# Wood Sources on Long Island, NY



## SOLTC (Jul 1, 2009)

I'm relatively new to this board.

I live in Hicksville, NY which is part of Nassau County on Long Island.

At the beginning of September I got a JET JWL-1220VS Lathe.

I've been able to get 2×2's of poplar, pine, and fir at Loews.

I searched the internet and found several sites which sell turning blanks of domestic wood (Woodturners Catalog, Rockler, Got Wood, etc.) I ordered some blanks of Ash, Maple, Oak, and Walnut at reasonable prices.

However, I'd like to find a source near me where I can pick and choose on site.

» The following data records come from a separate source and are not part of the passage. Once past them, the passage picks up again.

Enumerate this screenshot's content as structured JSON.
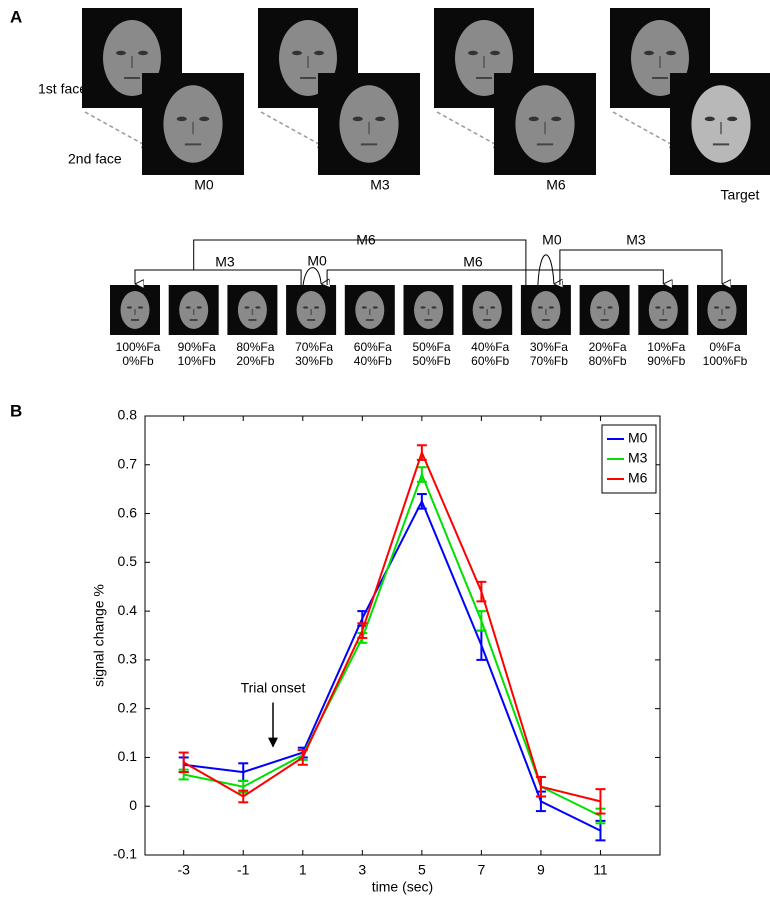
{
  "panel_a": {
    "label": "A",
    "first_face": "1st face",
    "second_face": "2nd face",
    "conditions": [
      "M0",
      "M3",
      "M6",
      "Target"
    ],
    "morphs": [
      [
        "100%Fa",
        "0%Fb"
      ],
      [
        "90%Fa",
        "10%Fb"
      ],
      [
        "80%Fa",
        "20%Fb"
      ],
      [
        "70%Fa",
        "30%Fb"
      ],
      [
        "60%Fa",
        "40%Fb"
      ],
      [
        "50%Fa",
        "50%Fb"
      ],
      [
        "40%Fa",
        "60%Fb"
      ],
      [
        "30%Fa",
        "70%Fb"
      ],
      [
        "20%Fa",
        "80%Fb"
      ],
      [
        "10%Fa",
        "90%Fb"
      ],
      [
        "0%Fa",
        "100%Fb"
      ]
    ],
    "connections": [
      "M6",
      "M3",
      "M0",
      "M6",
      "M0",
      "M3"
    ]
  },
  "panel_b": {
    "label": "B"
  },
  "chart_data": {
    "type": "line",
    "xlabel": "time (sec)",
    "ylabel": "signal change %",
    "x": [
      -3,
      -1,
      1,
      3,
      5,
      7,
      9,
      11
    ],
    "series": [
      {
        "name": "M0",
        "color": "#0000ff",
        "values": [
          0.085,
          0.07,
          0.11,
          0.385,
          0.625,
          0.33,
          0.01,
          -0.05
        ],
        "errors": [
          0.015,
          0.018,
          0.01,
          0.015,
          0.015,
          0.03,
          0.02,
          0.02
        ]
      },
      {
        "name": "M3",
        "color": "#00e000",
        "values": [
          0.065,
          0.04,
          0.105,
          0.345,
          0.68,
          0.38,
          0.04,
          -0.02
        ],
        "errors": [
          0.01,
          0.012,
          0.01,
          0.01,
          0.015,
          0.02,
          0.02,
          0.015
        ]
      },
      {
        "name": "M6",
        "color": "#ff0000",
        "values": [
          0.09,
          0.02,
          0.1,
          0.36,
          0.725,
          0.44,
          0.04,
          0.01
        ],
        "errors": [
          0.02,
          0.012,
          0.015,
          0.015,
          0.015,
          0.02,
          0.02,
          0.025
        ]
      }
    ],
    "xlim": [
      -4.3,
      13
    ],
    "ylim": [
      -0.1,
      0.8
    ],
    "xticks": [
      -3,
      -1,
      1,
      3,
      5,
      7,
      9,
      11
    ],
    "yticks": [
      -0.1,
      0,
      0.1,
      0.2,
      0.3,
      0.4,
      0.5,
      0.6,
      0.7,
      0.8
    ],
    "legend": "upper right",
    "annotations": [
      {
        "text": "Trial onset",
        "x": 0,
        "y": 0.11
      }
    ]
  }
}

Do any fellow Longislanders know of such a source?


----------



## Tribalwind (Sep 30, 2009)

Hi im near you in Baldwin. also new here
theres nowhere around here to buy thick stock at reasonable prices really. wood-ply in freeport just closed down not long ago.. theres a few hardwood lumber dealers in suffolk, and one exotic woods dealer in northport but all are pricey in my opinion. i do a lot of turning and have tons of woods here, im going to PM ya.


----------



## John1 (Aug 3, 2008)

There is a hardwood supplier in Bohemia/Ronkonkoma on Fifth Ave north of Rt 454 - J&A Hardwoods. I've been there twice and talked on the phone to him once. All three times was a rather harrowing experience. He is a very difficult person to deal with. Never actually purchaced anything from him. He does have hardwoods, don't know if he has any turning stock. He has one corner of the wharehouse with small bundles of different woods. You guys might have better luck with him than I. Riverhead Building Supply does carry some dressed hardwoods, at least at their Riverhead location, but they get top dollar and I doubt they have any turning stock. There is a guy who used to do custom milling in Yaphank on CR 21 south of route 25 on the west side . I think he is the first house south of East Bartlett. I know a few years back I sent someone there to get some oak logs milled and it seemed to work out for him. It might be worth it for you if you want turning stock to scout around the tree service guys and get some logs from them and air dry them for the future. Good luck in your search.


----------



## WindwoodTrader (Sep 12, 2009)

Hey, Joe-
I have my own forest near Albany so wood is plentiful but I know that there are Woodcraft stores in East Greenwich, RI and also in the Hartford Ct area. I can probably get you some stuff if you don't mind not seasoned. I do have many bowl blanks in cherry and maple that I cut and sealed last Fall.


----------



## Tribalwind (Sep 30, 2009)

Roger, if you see this thread again, email me at [email protected] 
i have no way to contact you.


----------



## guitargeek (Jul 7, 2011)

try roberts plywood in deer park. thay have a huge warehouse lots of exotic timber.


----------



## ChefHDAN (Aug 7, 2010)

Here's three close by ones;
Suburban Mills Huntington Station NY (13 miles) 
Roberts Plywood Co. Deer Park NY (14 miles) 
EXOTIC WOODS USA East Northport NY (16 miles) 
Google Woodfinder and that site will let you filter most anything you're looking for, it can also pay to troll Craig's list regularly as many times ther are some awesome deals to be had


----------